Dit is misschien wel het bekendste koekje uit Italië: de cantuccini, of ook wel “Biscotti di Prato” genoemd. Ze komen dus uit Prato, Toscane. Heerlijk knapperig en lekker om in de cappuccino te dopen. Of doe gewoon zoals het “heurt”, doop ze in de vin santo! Een lekkere dessert wijn. Het typische van dit koekje is dat ze twee keer gebakken worden. Eerst in een rol en na het snijden nog een keer. Op deze manier worden ze heel knapperig. Het koekje is heel bros, omdat er nauwelijks boter aan te pas komt. Uiteraard zijn er nog allerlei varianten mogelijk met andere noten en met chocolade. Die creativiteit laten we graag aan jullie over.
Wat heb je nodig?
- 180 gr fijne suiker
- 1 ei
- 1 theelepel bakpoeder
- 250 gr bloem
- 110 gram amandelen (of een mix met gepelde hele pistachenootjes)

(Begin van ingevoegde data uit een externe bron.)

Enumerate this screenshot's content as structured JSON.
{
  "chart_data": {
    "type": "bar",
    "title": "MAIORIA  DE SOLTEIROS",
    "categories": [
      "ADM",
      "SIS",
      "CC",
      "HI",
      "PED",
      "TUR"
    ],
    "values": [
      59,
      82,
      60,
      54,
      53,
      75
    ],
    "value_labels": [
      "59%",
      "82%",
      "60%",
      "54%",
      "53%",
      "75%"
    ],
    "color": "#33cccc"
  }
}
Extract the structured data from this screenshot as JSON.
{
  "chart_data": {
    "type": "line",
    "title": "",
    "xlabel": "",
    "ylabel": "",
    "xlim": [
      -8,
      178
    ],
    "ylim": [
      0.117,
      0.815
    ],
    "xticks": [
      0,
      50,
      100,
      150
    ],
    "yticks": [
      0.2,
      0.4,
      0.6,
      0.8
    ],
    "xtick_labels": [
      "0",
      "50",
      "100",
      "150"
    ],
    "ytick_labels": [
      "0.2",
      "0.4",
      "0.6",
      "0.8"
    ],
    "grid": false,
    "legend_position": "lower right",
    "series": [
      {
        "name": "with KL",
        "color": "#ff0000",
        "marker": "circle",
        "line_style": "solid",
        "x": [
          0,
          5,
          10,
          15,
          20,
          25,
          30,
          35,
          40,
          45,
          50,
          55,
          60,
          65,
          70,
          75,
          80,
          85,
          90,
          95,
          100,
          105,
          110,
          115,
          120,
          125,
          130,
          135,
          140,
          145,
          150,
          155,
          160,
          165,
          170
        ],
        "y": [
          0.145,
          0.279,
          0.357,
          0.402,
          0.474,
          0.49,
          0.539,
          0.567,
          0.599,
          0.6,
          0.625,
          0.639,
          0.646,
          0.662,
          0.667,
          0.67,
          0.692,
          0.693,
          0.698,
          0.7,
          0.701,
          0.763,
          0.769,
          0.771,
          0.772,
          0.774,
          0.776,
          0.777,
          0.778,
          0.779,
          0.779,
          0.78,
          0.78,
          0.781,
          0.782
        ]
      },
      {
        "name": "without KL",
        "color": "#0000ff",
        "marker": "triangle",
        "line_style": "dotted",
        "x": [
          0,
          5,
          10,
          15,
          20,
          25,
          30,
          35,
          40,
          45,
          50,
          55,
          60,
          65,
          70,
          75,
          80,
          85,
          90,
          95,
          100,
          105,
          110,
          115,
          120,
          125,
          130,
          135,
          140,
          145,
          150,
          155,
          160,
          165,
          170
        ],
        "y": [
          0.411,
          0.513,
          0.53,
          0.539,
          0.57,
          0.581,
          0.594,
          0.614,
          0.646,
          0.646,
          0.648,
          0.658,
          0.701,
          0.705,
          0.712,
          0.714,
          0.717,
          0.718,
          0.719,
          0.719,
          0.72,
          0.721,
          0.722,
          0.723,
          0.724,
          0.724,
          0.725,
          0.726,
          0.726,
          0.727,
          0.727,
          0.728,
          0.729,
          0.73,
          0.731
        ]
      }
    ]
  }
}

- 10 gr Marsala of dessert wijn
- geraspte schil van een halve sinaasappel
- 30 gr boter (kamertemperatuur)
Hoe begin je er aan?
Verwarm de oven voor op heteluchtstand 200°C.
Meng het ei met de suiker. Je hoeft niet te mixen. Gewoon goed mengen is voldoende. Laat even staan zodat de suiker wat kan oplossen. Ondertussen kun je de andere ingrediënten afwegen en klaarmaken.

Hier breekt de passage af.